Janet’s performance of some of her great and memorable ballads such as Let’s Wait Awhile, I Get Lonely and Come Back to Me, where she was backed by some amazing background singers really showed that her voice as still as great and memorable as ever four decades into her illustrious career. Her reprise of her collaboration “Scream” with her late great brother Michael was a very memorable moment that her and all of us in the crowd really got into too.
Her finale of that along with “Rhythm Nation” and her new record Shoulda Known Better were a very powerful way to end such a great and amazing performance and night. Especially with the way Janet traced the line from the 1989 anthem’s optimism to today’s ongoing civil-rights struggles we still have to a point today.
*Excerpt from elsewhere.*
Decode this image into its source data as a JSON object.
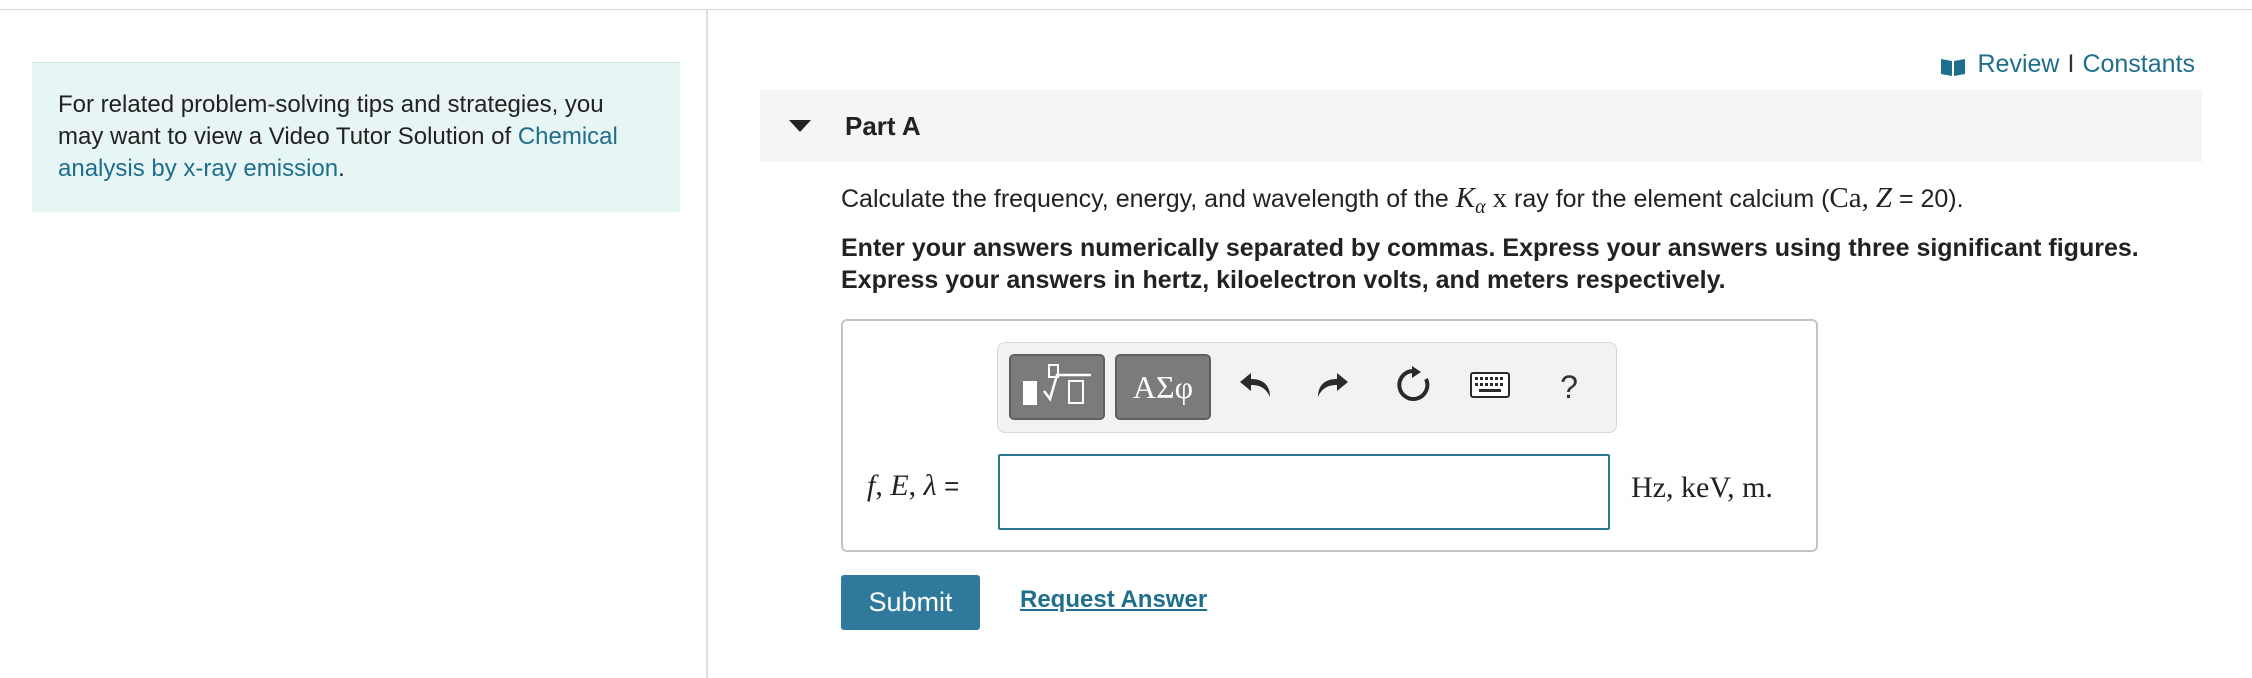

Her dancers arrayed in hoodies that resembled mourning shrouds and evoked the images of shooting victim Trayvon Martin on the screen, as Jackson noted: “I had this great epiphany/ And Rhythm Nation was the dream/ I guess I shoulda known better.”
Indeed sadly enough to say some of that still holds true today, but as Janet noted before closing out her performance all you can do is love and still show love, as well as peace to everyone. How full the theater was and had everyone enjoying themselves throughout the night really showed how powerful a symbol Jackson’s whole family name still remains till this day and why she thanked everyone so much for making such a big entertainment family from a little town in Gary, Indiana have such an illustrious and still strong standing career for not only Janet and most notably her late brother Michael, but her whole family.